Marina Silva a également écorché le Canada au passage, soulignant que ses intérêts pour la cause environnementale étaient subordonnés à ceux de l’industrie minière, à laquelle il accorde sa priorité. Elle n’a pas non plus épargné son pays d’origine, le Brésil, qu’elle accuse d’avoir été insensible aux manifestations à Rio.

Cela vient étayer sa thèse selon laquelle la volonté gouvernementale de prévenir les changements climatiques est disparue. Le fait de s’engager dans un accord multilatéral n’est plus souhaitable, il s’agit d’une ingérence dans les politiques internes. Le document final obtenu à Rio est donc vide. Vide d’engagements. Vide de moyens d’action face à cette crise environnementale mondiale.

Quelles sont les raisons qui expliquent ce dérapage selon Marina Silva ? Premièrement, la primauté accordée à l’économie, puisque la crise économique est perçue comme étant plus importante que la crise environnementale. Ensuite, le désengagement de la communauté scientifique qui, en 1992, « a décrit les graves problématiques et a interpelé les directions politiques ». En 20 ans, ces directions politiques se sont détournées de la question « avec un exit de la science et avec une espèce d’indifférence de la part de l’opinion publique », a-t-elle déploré.
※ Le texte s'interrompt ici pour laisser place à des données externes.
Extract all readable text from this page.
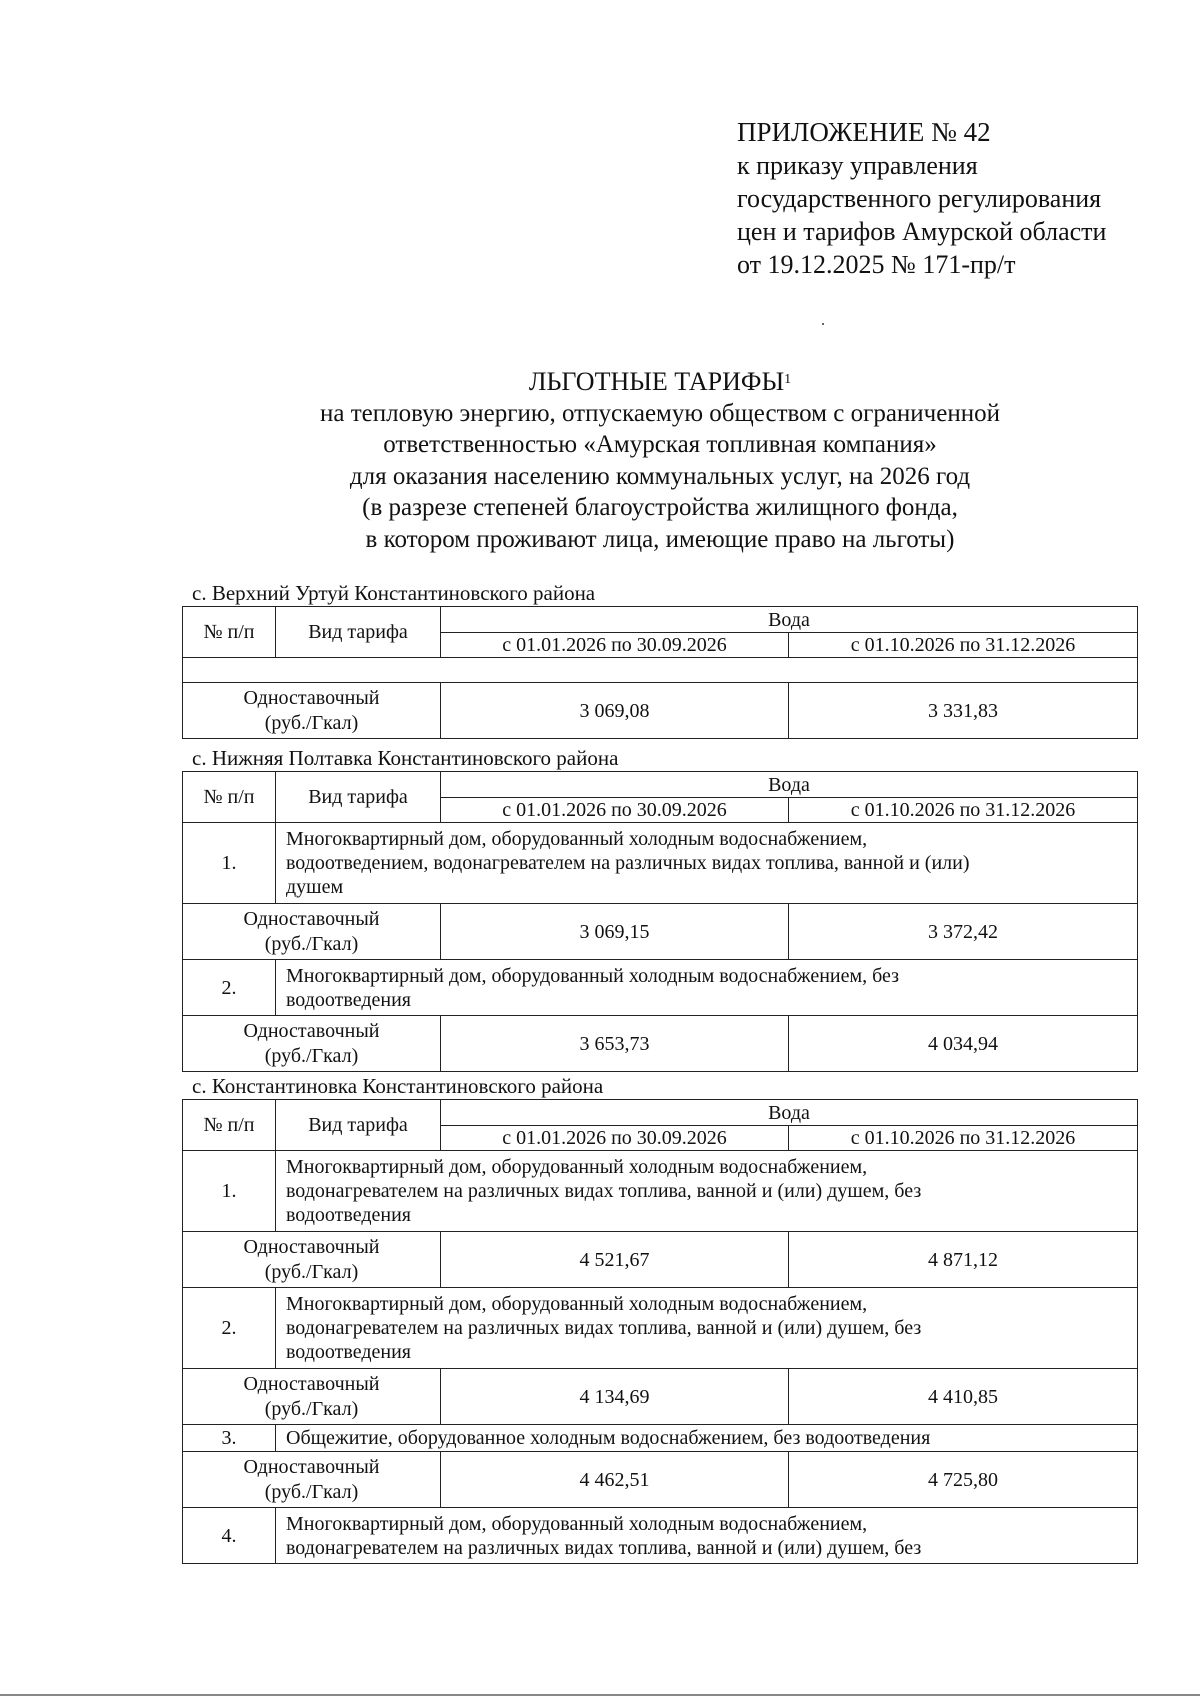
ПРИЛОЖЕНИЕ № 42
к приказу управления
государственного регулирования
цен и тарифов Амурской области
от 19.12.2025 № 171-пр/т
ЛЬГОТНЫЕ ТАРИФЫ$^1$
на тепловую энергию, отпускаемую обществом с ограниченной
ответственностью «Амурская топливная компания»
для оказания населению коммунальных услуг, на 2026 год
(в разрезе степеней благоустройства жилищного фонда,
в котором проживают лица, имеющие право на льготы)
с. Верхний Уртуй Константиновского района
№ п/п	Вид тарифа	Вода	
		с 01.01.2026 по 30.09.2026	с 01.10.2026 по 31.12.2026

Одноставочный
(руб./Гкал)		3 069,08	3 331,83
с. Нижняя Полтавка Константиновского района
№ п/п	Вид тарифа	Вода	
		с 01.01.2026 по 30.09.2026	с 01.10.2026 по 31.12.2026
1.	Многоквартирный дом, оборудованный холодным водоснабжением,
водоотведением, водонагревателем на различных видах топлива, ванной и (или)
душем		

Одноставочный
(руб./Гкал)		3 069,15	3 372,42
2.	Многоквартирный дом, оборудованный холодным водоснабжением, без
водоотведения		

Одноставочный
(руб./Гкал)		3 653,73	4 034,94
с. Константиновка Константиновского района
№ п/п	Вид тарифа	Вода	
		с 01.01.2026 по 30.09.2026	с 01.10.2026 по 31.12.2026
1.	Многоквартирный дом, оборудованный холодным водоснабжением,
водонагревателем на различных видах топлива, ванной и (или) душем, без
водоотведения		

Одноставочный
(руб./Гкал)		4 521,67	4 871,12
2.	Многоквартирный дом, оборудованный холодным водоснабжением,
водонагревателем на различных видах топлива, ванной и (или) душем, без
водоотведения		

Одноставочный
(руб./Гкал)		4 134,69	4 410,85
3.	Общежитие, оборудованное холодным водоснабжением, без водоотведения		

Одноставочный
(руб./Гкал)		4 462,51	4 725,80
4.	Многоквартирный дом, оборудованный холодным водоснабжением,
водонагревателем на различных видах топлива, ванной и (или) душем, без		
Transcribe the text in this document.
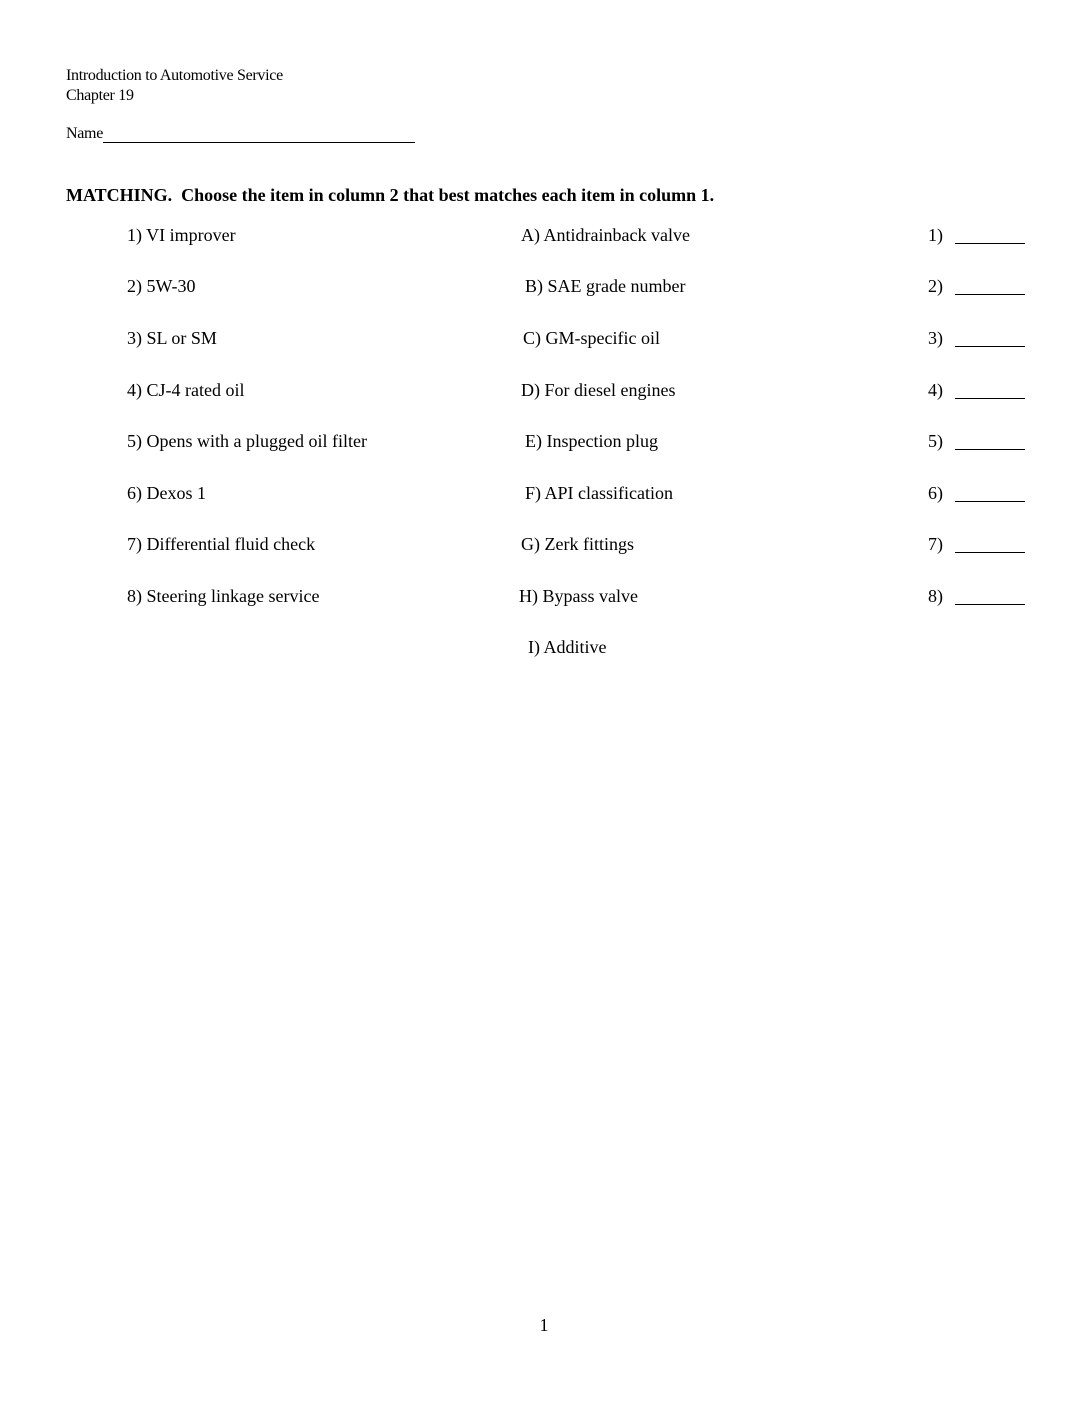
Introduction to Automotive Service
Chapter 19
Name
MATCHING.  Choose the item in column 2 that best matches each item in column 1.
1) VI improver
2) 5W-30
3) SL or SM
4) CJ-4 rated oil
5) Opens with a plugged oil filter
6) Dexos 1
7) Differential fluid check
8) Steering linkage service
A) Antidrainback valve
B) SAE grade number
C) GM-specific oil
D) For diesel engines
E) Inspection plug
F) API classification
G) Zerk fittings
H) Bypass valve
I) Additive
1)
2)
3)
4)
5)
6)
7)
8)
1
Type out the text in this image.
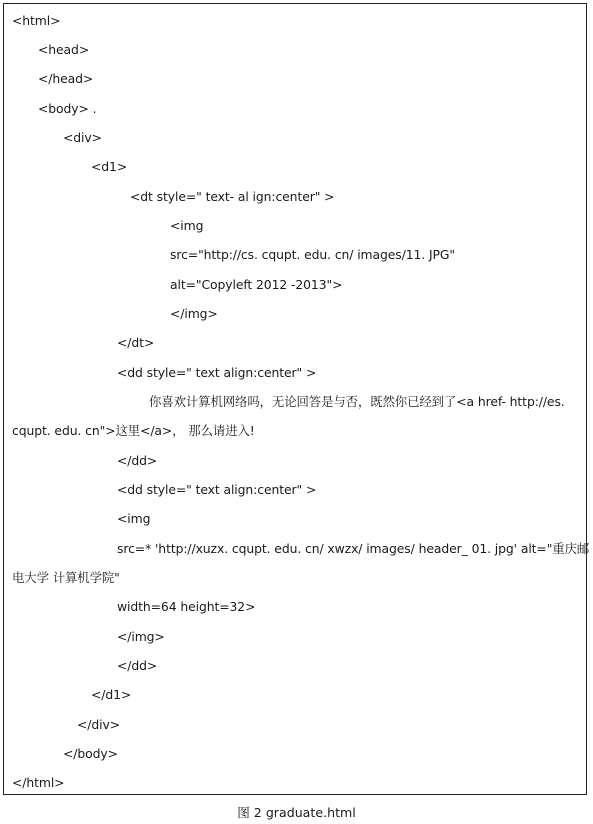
<html>
<head>
</head>
<body> .
<div>
<d1>
<dt style=" text- al ign:center" >
<img
src="http://cs. cqupt. edu. cn/ images/11. JPG"
alt="Copyleft 2012 -2013">
</img>
</dt>
<dd style=" text align:center" >
你喜欢计算机网络吗，无论回答是与否，既然你已经到了<a href- http://es.
cqupt. edu. cn">这里</a>， 那么请进入!
</dd>
<dd style=" text align:center" >
<img
src=* 'http://xuzx. cqupt. edu. cn/ xwzx/ images/ header_ 01. jpg' alt="重庆邮
电大学 计算机学院"
width=64 height=32>
</img>
</dd>
</d1>
</div>
</body>
</html>
图 2 graduate.html
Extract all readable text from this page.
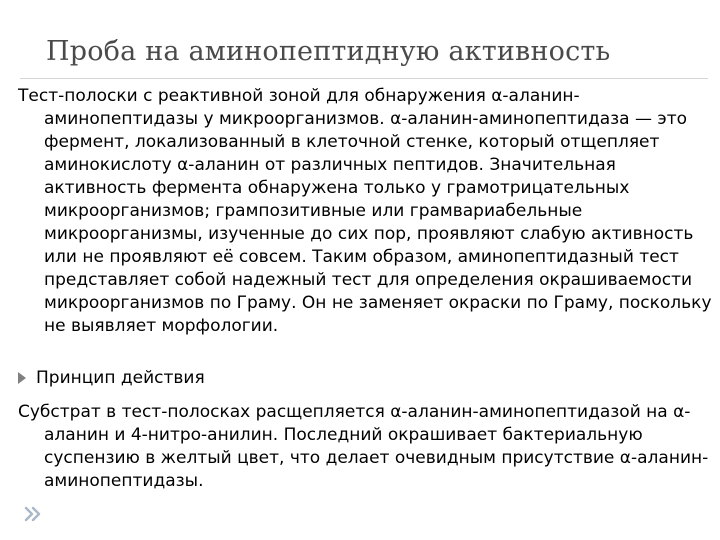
Проба на аминопептидную активность
Тест-полоски с реактивной зоной для обнаружения α-аланин-аминопептидазы у микроорганизмов. α-аланин-аминопептидаза — это фермент, локализованный в клеточной стенке, который отщепляет аминокислоту α-аланин от различных пептидов. Значительная активность фермента обнаружена только у грамотрицательных микроорганизмов; грампозитивные или грамвариабельные микроорганизмы, изученные до сих пор, проявляют слабую активность или не проявляют её совсем. Таким образом, аминопептидазный тест представляет собой надежный тест для определения окрашиваемости микроорганизмов по Граму. Он не заменяет окраски по Граму, поскольку не выявляет морфологии.
Принцип действия
Субстрат в тест-полосках расщепляется α-аланин-аминопептидазой на α-аланин и 4-нитро-анилин. Последний окрашивает бактериальную суспензию в желтый цвет, что делает очевидным присутствие α-аланин-аминопептидазы.
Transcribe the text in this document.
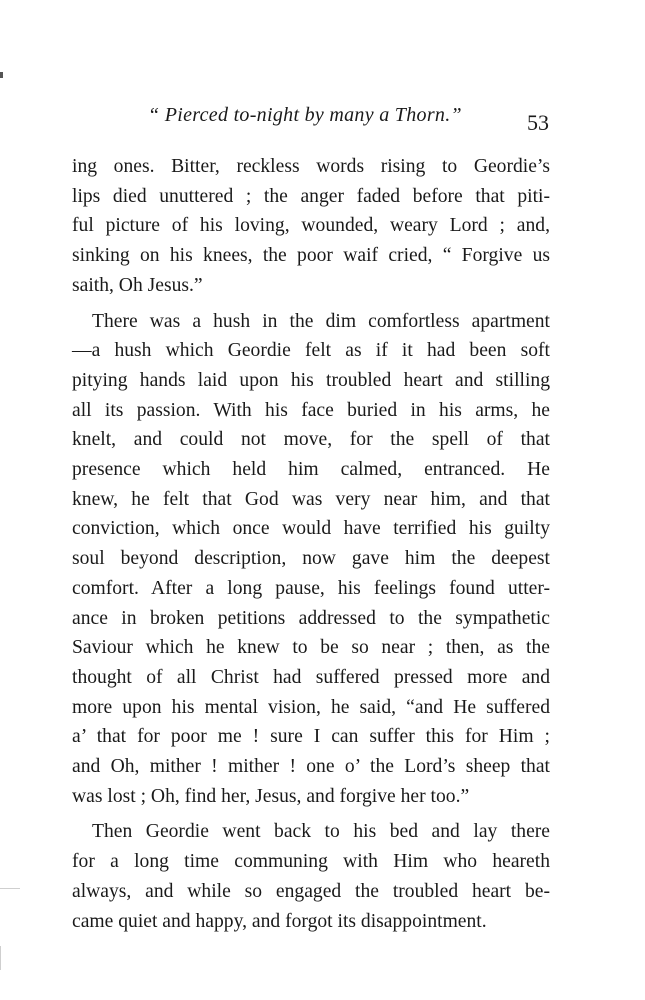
“ Pierced to-night by many a Thorn.”	53

ing ones. Bitter, reckless words rising to Geordie’s
lips died unuttered ; the anger faded before that piti-
ful picture of his loving, wounded, weary Lord ; and,
sinking on his knees, the poor waif cried, “ Forgive us
saith, Oh Jesus.”

There was a hush in the dim comfortless apartment
—a hush which Geordie felt as if it had been soft
pitying hands laid upon his troubled heart and stilling
all its passion. With his face buried in his arms, he
knelt, and could not move, for the spell of that
presence which held him calmed, entranced. He
knew, he felt that God was very near him, and that
conviction, which once would have terrified his guilty
soul beyond description, now gave him the deepest
comfort. After a long pause, his feelings found utter-
ance in broken petitions addressed to the sympathetic
Saviour which he knew to be so near ; then, as the
thought of all Christ had suffered pressed more and
more upon his mental vision, he said, “and He suffered
a’ that for poor me ! sure I can suffer this for Him ;
and Oh, mither ! mither ! one o’ the Lord’s sheep that
was lost ; Oh, find her, Jesus, and forgive her too.”

Then Geordie went back to his bed and lay there
for a long time communing with Him who heareth
always, and while so engaged the troubled heart be-
came quiet and happy, and forgot its disappointment.
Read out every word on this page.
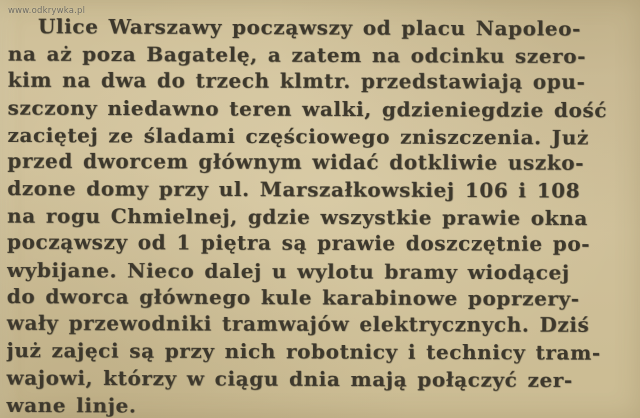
www.odkrywka.pl
Ulice Warszawy począwszy od placu Napoleo-
na aż poza Bagatelę, a zatem na odcinku szero-
kim na dwa do trzech klmtr. przedstawiają opu-
szczony niedawno teren walki, gdzieniegdzie dość
zaciętej ze śladami częściowego zniszczenia. Już
przed dworcem głównym widać dotkliwie uszko-
dzone domy przy ul. Marszałkowskiej 106 i 108
na rogu Chmielnej, gdzie wszystkie prawie okna
począwszy od 1 piętra są prawie doszczętnie po-
wybijane. Nieco dalej u wylotu bramy wiodącej
do dworca głównego kule karabinowe poprzery-
wały przewodniki tramwajów elektrycznych. Dziś
już zajęci są przy nich robotnicy i technicy tram-
wajowi, którzy w ciągu dnia mają połączyć zer-
wane linje.
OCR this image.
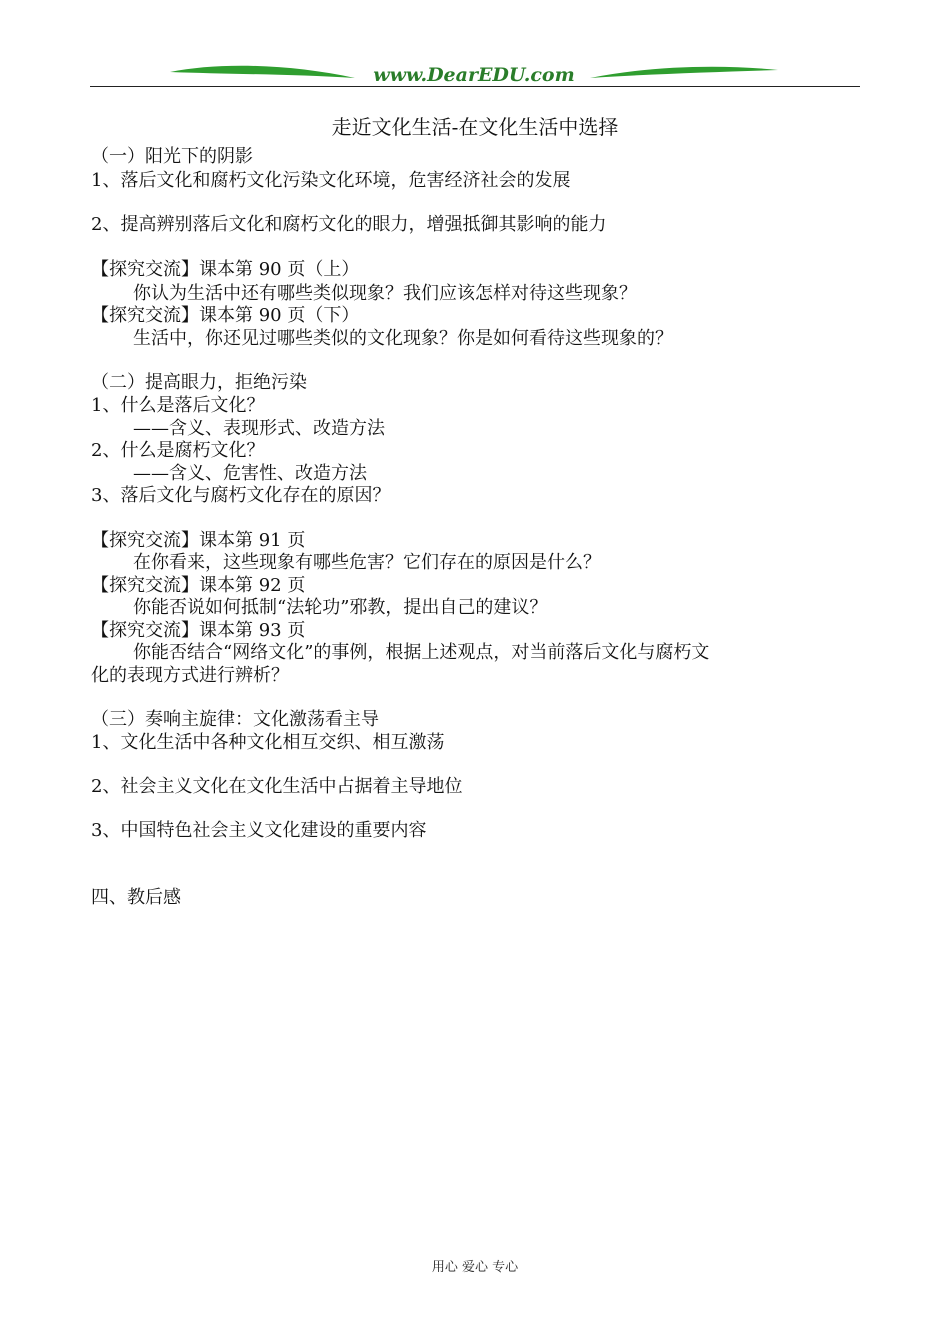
www.DearEDU.com
走近文化生活-在文化生活中选择
（一）阳光下的阴影
1、落后文化和腐朽文化污染文化环境，危害经济社会的发展
2、提高辨别落后文化和腐朽文化的眼力，增强抵御其影响的能力
【探究交流】课本第 90 页（上）
你认为生活中还有哪些类似现象？我们应该怎样对待这些现象？
【探究交流】课本第 90 页（下）
生活中，你还见过哪些类似的文化现象？你是如何看待这些现象的？
（二）提高眼力，拒绝污染
1、什么是落后文化？
——含义、表现形式、改造方法
2、什么是腐朽文化？
——含义、危害性、改造方法
3、落后文化与腐朽文化存在的原因？
【探究交流】课本第 91 页
在你看来，这些现象有哪些危害？它们存在的原因是什么？
【探究交流】课本第 92 页
你能否说如何抵制“法轮功”邪教，提出自己的建议？
【探究交流】课本第 93 页
你能否结合“网络文化”的事例，根据上述观点，对当前落后文化与腐朽文
化的表现方式进行辨析？
（三）奏响主旋律：文化激荡看主导
1、文化生活中各种文化相互交织、相互激荡
2、社会主义文化在文化生活中占据着主导地位
3、中国特色社会主义文化建设的重要内容
四、教后感
用心 爱心 专心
Si 2012 a marqué une cassure avec les pas de géant effectués en 1992, Marina Silva souligne néanmoins que « sans grande mobilisation, il était possible de produire un document sur la diversité biologique, la désertification et d’écrire l’agenda 21 ». Pourtant, la situation « a créé de grandes frustrations face aux attentes que l’opinion publique avait ». Nouvelle fracture, donc, entre le gouvernement et la société civile.

Marina Silva constate pourtant un réveil. Celui-ci est collectif et facilité grâce aux médias sociaux qui rendent la communication beaucoup plus simple. L’héritage de 1992 pourrait alors ne pas être perdu, mais il devra être porté par les peuples.